Friday, February 19, 2010
It's that time in our lives, the 21st century, new technological advances taking place faster than anyone can take two breaths. Like most people, places, things, you name them, I'm caught right in the middle of it all.
Postal mail, "snail mail," whatever you want to call it, yes, it's still there, but I can't even remember how long it's been since I sat down on a typewriter, wrote a personal letter, placed it in an envelope and sent it. E-mail and text messaging on mobile devices have taken over and here to stay with me.
Names like Ben Franklin, Thomas Edison, Alexander Graham Bell to name a few, though their are many other names on the list of the great inventors in the history books that I often wonder what some of them would think if they were alive today to see the high tech devices we're living and working with now. For me personally the telephone has even taken a backseat to communicating over today's world wide web.
On the side of personal entertainment, today's high defenition TV is as awesome as those high quality and very lifelike images come across the screen. Yes, not every TV station is taking up HD TV but like all aspects of the high tech world, most are catching up slowly but surely. Video gamers can speak for themselves as I'm not one of them.
Anyone who knows me should also know that digital photography is the key to my personal revolution as I never thought I'd see the day when I did not have to eagerly wait for film to be developed, waste film on bad action shots, (sports, etc.), or worry about running out of film.
Yes, film is still available, it's still being used, and film cameras, though shrinking in number, are still available on the retail market.
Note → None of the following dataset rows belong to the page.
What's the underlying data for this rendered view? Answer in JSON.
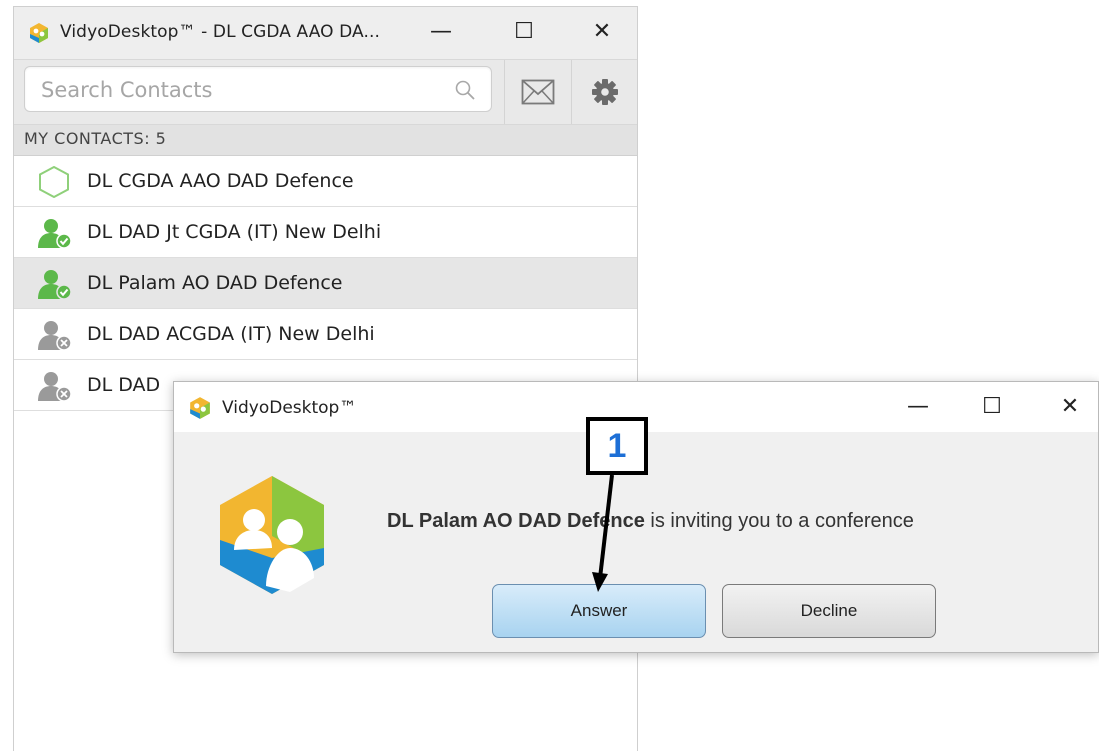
{
  "main_window": {
    "title": "VidyoDesktop™  - DL CGDA AAO DA...",
    "controls": {
      "minimize": "—",
      "maximize": "☐",
      "close": "✕"
    }
  },
  "toolbar": {
    "search_placeholder": "Search Contacts",
    "search_value": ""
  },
  "contacts": {
    "header": "MY CONTACTS: 5",
    "items": [
      {
        "name": "DL CGDA AAO DAD Defence",
        "status": "self"
      },
      {
        "name": "DL DAD Jt CGDA (IT) New Delhi",
        "status": "online"
      },
      {
        "name": "DL Palam AO DAD Defence",
        "status": "online"
      },
      {
        "name": "DL DAD ACGDA (IT) New Delhi",
        "status": "offline"
      },
      {
        "name": "DL DAD",
        "status": "offline"
      }
    ]
  },
  "dialog": {
    "title": "VidyoDesktop™",
    "caller": "DL Palam AO DAD Defence",
    "message": " is inviting you to a conference",
    "answer_label": "Answer",
    "decline_label": "Decline"
  },
  "annotation": {
    "step_number": "1"
  },
  "colors": {
    "online_green": "#5cb84a",
    "offline_gray": "#9a9a9a",
    "answer_blue": "#a8d3f0",
    "step_number_blue": "#1d6fd6"
  }
}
I always thought that film would be obsolete by now, I'll give it another 10 years and see what happens.
Loading memory cards with capacities of one thousand images as well as the opportunity to simply erase the images that don't come out well has been the key to my comeback in today's livelihood that I hoped I would have many years ago.
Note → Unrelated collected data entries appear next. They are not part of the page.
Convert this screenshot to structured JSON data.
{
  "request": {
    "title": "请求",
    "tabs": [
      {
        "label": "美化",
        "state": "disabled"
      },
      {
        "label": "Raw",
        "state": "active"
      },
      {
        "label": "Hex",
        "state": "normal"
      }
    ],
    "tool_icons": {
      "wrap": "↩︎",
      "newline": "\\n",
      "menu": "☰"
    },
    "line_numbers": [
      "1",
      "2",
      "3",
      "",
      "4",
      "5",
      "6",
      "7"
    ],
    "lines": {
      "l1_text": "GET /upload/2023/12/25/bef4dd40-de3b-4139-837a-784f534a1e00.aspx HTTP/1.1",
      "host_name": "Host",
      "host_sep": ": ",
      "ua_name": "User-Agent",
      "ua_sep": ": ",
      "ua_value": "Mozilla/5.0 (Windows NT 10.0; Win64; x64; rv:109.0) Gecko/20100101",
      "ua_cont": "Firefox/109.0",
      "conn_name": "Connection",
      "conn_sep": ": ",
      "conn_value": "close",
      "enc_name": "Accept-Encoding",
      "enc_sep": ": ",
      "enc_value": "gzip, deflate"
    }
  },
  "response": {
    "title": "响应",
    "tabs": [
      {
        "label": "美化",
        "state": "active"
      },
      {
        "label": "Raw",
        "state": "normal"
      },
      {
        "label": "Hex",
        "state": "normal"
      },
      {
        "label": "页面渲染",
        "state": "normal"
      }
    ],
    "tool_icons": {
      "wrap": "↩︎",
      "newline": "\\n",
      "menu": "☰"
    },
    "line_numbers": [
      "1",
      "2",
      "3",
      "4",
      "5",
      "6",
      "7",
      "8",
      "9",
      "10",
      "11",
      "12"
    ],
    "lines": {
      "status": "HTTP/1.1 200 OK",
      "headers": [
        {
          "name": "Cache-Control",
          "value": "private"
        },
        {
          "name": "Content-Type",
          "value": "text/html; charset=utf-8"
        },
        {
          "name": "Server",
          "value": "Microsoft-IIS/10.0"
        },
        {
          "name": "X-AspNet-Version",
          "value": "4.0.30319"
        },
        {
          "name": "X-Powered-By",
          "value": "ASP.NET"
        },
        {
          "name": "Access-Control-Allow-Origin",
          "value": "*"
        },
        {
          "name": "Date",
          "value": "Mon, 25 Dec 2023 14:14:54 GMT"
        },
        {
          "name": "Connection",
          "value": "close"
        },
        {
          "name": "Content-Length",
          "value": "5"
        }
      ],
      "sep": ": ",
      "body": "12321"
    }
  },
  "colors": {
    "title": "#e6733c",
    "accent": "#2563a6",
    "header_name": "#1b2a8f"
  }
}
My fondest memory of my senior year in high school of being a student photographer and editor of the school yearbook is always in the backbone of my thoughts on the subject of film developing, image printing, designing layouts by hand and everything else that went with it is in the backbone of my thoughts when it comes to the "now vs. then'' theory.
I often ponder my thoughts on those days, the interesting opportunity along with the hardships that came with it and I often wonder what that job would've been like if--let's say I then had the "digital darkroom" that I have today.